Franklin's depiction of Berlin in the 1920's, her use of the riddle of the woman who was called Anna Anderson, the steadfast and mysterious character of Esther Solomonova, and a frightening murderer in the shadows all combined to make City of Shadows one of the best books I've read so far this year. If you enjoy historical mysteries, I certainly hope you'll give this one a try. As a person who has yet to sample Franklin's more famous Mistress of the Art of Death, I can't help but feel that I have a real treat in store for me!


  1. Oh this sounds wonderful. I also have yet to read Mistress of the Art of Death (coincidentally I was just looking at it on the clearance shelf while getting my coffee a few minutes ago). Like you, I've had a fascination with the Romanovs and thus the Anastasia stories. I'm definitely adding this one to my TBR list. Thanks for finding it for me ;-)

  2. You make it sound so good! I've read some of the author's other work and enjoyed it, so I'm definitely going to keep my eyes out for a copy of this one.
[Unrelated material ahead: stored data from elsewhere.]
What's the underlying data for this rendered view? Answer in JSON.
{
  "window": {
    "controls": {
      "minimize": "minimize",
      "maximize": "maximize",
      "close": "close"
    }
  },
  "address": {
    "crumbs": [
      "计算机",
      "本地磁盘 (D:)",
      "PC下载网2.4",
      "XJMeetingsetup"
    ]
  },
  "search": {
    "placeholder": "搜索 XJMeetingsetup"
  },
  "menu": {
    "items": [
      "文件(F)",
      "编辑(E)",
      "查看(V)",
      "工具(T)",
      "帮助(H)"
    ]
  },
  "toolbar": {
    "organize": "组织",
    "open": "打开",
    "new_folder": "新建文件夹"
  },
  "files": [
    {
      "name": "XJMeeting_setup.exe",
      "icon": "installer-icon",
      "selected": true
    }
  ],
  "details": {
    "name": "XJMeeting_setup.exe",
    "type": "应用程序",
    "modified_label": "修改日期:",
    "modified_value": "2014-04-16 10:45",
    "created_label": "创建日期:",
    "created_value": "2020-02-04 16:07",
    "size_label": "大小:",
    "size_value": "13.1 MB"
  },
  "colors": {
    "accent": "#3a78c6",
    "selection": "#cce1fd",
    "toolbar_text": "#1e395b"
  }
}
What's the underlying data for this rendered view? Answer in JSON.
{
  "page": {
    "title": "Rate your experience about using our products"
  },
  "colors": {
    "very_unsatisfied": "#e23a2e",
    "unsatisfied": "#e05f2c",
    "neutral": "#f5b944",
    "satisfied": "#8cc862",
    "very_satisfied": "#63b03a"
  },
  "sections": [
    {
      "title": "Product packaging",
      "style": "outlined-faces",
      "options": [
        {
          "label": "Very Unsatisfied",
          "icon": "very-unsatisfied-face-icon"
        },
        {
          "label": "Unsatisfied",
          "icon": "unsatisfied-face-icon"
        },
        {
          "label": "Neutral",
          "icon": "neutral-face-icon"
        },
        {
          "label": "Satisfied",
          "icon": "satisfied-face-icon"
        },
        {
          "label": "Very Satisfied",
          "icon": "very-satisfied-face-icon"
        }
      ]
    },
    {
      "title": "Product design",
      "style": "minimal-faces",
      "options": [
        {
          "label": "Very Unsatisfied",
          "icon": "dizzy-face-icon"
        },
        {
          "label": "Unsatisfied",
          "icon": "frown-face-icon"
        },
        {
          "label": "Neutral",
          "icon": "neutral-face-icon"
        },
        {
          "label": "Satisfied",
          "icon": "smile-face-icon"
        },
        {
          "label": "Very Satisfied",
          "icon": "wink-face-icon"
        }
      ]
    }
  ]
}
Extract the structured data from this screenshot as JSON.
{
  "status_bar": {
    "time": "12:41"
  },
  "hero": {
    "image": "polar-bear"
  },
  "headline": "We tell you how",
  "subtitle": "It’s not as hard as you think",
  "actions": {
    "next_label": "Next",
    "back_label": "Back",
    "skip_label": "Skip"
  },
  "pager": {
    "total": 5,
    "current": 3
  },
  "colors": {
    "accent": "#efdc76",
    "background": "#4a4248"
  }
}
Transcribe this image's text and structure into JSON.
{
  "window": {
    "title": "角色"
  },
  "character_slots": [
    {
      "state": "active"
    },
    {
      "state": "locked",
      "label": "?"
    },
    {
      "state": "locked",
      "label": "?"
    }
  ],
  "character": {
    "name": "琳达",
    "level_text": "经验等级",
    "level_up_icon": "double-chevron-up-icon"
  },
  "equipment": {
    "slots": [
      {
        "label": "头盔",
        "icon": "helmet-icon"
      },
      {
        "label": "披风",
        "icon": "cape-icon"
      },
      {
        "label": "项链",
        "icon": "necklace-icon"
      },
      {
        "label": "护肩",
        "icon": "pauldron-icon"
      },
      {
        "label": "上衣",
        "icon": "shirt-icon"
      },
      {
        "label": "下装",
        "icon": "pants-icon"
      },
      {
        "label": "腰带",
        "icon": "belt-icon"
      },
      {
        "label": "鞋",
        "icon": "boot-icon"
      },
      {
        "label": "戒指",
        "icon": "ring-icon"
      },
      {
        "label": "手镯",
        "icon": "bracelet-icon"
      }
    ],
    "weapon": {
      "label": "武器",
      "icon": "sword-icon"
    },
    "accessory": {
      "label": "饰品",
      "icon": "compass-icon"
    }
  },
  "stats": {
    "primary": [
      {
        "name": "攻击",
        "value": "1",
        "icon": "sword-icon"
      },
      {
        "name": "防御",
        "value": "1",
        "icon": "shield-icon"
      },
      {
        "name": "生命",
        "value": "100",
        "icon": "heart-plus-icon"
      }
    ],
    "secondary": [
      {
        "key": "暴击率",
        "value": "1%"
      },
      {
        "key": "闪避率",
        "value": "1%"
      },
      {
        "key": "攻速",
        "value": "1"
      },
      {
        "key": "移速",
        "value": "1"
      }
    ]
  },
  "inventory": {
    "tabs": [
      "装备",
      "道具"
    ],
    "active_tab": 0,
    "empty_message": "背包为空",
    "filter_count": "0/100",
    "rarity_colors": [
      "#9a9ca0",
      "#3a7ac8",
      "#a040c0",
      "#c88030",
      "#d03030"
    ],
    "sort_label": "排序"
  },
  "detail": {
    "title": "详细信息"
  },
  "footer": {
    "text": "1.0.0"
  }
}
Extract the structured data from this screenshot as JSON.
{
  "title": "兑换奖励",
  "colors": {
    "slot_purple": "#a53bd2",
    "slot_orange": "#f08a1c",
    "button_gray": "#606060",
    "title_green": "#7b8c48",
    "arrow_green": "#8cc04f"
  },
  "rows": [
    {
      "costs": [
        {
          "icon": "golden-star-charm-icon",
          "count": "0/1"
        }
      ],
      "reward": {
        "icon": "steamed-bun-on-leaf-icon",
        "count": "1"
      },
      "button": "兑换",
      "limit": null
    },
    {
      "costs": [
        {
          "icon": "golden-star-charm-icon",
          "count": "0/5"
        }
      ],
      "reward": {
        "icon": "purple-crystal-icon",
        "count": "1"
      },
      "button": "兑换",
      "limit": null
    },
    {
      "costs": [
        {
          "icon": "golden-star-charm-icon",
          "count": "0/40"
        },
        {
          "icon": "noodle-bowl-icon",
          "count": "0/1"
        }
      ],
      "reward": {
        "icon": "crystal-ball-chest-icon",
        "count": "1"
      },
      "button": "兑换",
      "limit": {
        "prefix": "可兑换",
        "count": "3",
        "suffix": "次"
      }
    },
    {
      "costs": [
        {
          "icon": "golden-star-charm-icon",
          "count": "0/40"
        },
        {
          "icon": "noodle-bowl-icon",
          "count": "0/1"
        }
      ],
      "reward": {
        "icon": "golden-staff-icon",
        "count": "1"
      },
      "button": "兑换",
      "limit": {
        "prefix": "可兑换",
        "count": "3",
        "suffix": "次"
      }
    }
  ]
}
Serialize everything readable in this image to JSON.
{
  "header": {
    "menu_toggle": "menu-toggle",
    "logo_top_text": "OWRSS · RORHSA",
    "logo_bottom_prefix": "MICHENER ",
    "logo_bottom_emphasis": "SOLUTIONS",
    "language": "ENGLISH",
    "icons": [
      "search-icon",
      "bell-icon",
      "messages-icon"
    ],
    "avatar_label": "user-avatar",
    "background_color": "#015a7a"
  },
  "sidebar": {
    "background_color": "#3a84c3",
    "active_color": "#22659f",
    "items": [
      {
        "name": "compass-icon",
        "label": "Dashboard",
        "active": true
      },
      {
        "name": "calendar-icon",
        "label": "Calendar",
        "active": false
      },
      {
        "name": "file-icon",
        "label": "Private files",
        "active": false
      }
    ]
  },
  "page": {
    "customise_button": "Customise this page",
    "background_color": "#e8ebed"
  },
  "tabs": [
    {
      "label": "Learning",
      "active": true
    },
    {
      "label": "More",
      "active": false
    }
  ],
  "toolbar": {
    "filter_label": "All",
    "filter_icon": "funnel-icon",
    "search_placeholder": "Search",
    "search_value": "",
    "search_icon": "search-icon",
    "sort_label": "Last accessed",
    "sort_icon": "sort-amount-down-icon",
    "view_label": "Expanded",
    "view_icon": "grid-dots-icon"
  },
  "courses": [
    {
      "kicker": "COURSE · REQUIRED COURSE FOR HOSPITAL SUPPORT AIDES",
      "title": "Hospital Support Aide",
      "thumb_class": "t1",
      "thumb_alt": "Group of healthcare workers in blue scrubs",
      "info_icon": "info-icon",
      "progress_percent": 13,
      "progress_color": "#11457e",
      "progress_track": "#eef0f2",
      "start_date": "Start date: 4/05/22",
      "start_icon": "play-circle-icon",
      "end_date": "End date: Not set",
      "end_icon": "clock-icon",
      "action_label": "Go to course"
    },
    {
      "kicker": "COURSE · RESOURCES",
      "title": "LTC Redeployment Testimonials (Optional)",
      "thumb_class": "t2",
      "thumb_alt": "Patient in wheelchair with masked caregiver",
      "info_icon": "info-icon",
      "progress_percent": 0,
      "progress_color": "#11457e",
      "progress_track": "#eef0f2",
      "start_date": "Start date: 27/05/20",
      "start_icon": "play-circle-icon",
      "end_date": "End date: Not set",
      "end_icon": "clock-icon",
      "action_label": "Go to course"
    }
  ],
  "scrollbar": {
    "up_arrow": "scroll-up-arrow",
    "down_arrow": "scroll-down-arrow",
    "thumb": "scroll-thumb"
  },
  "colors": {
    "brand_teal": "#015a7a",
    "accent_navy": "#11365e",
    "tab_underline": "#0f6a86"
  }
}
  3. SuziQ-- You're very welcome!

    Kris-- I posted this book to my bookshelf at Paperback Swap after I published the review here on my blog. Five minutes later, someone had requested it. Five minutes after that, the book was ready for the mail. I have the impression that another PBS member is doing a happy dance knowing this is on its way! LOL

  4. I'm fascinated with Tsarist Russia too. My grandfather actually served in the Tsar's Army before he immigrated to the US and I have a picture of him in his uniform. This book sounds like the perfect book for me!

  5. Cathy, I've read MISTRESS OF THE ART OF DEATH with my mystery book group. We all liked it and I've meant to continue that series. This is obviously a non-series book, but it sounds really compelling. Thanks for putting it on my radar!

  6. Thanks Cathy for alerting me to this book - I actually went immediately to book depository and procured a copy. I adored Mistress of the Art of Death and have the second of that series wating for me but I like the idea of seeing how Franklin tackles this different time period and see some new characters.

  7. Like Kathy, I've always been interested in tsarist Russia too, because my grandfather had to escape Russia during the revolution. He served in the tsar's army too, but he wasn't happy about that.

  8. Kathy-- I'd love to see that photo!

    Kay-- You're very welcome. I have Mistress of the Art of Death on my TBR shelves.

    Bernadette-- I hope you enjoy the book!

    Beth-- He sounds as though he was a conscript... not exactly the way to get someone to enjoy his service! I love the things I learn about people by reading comments!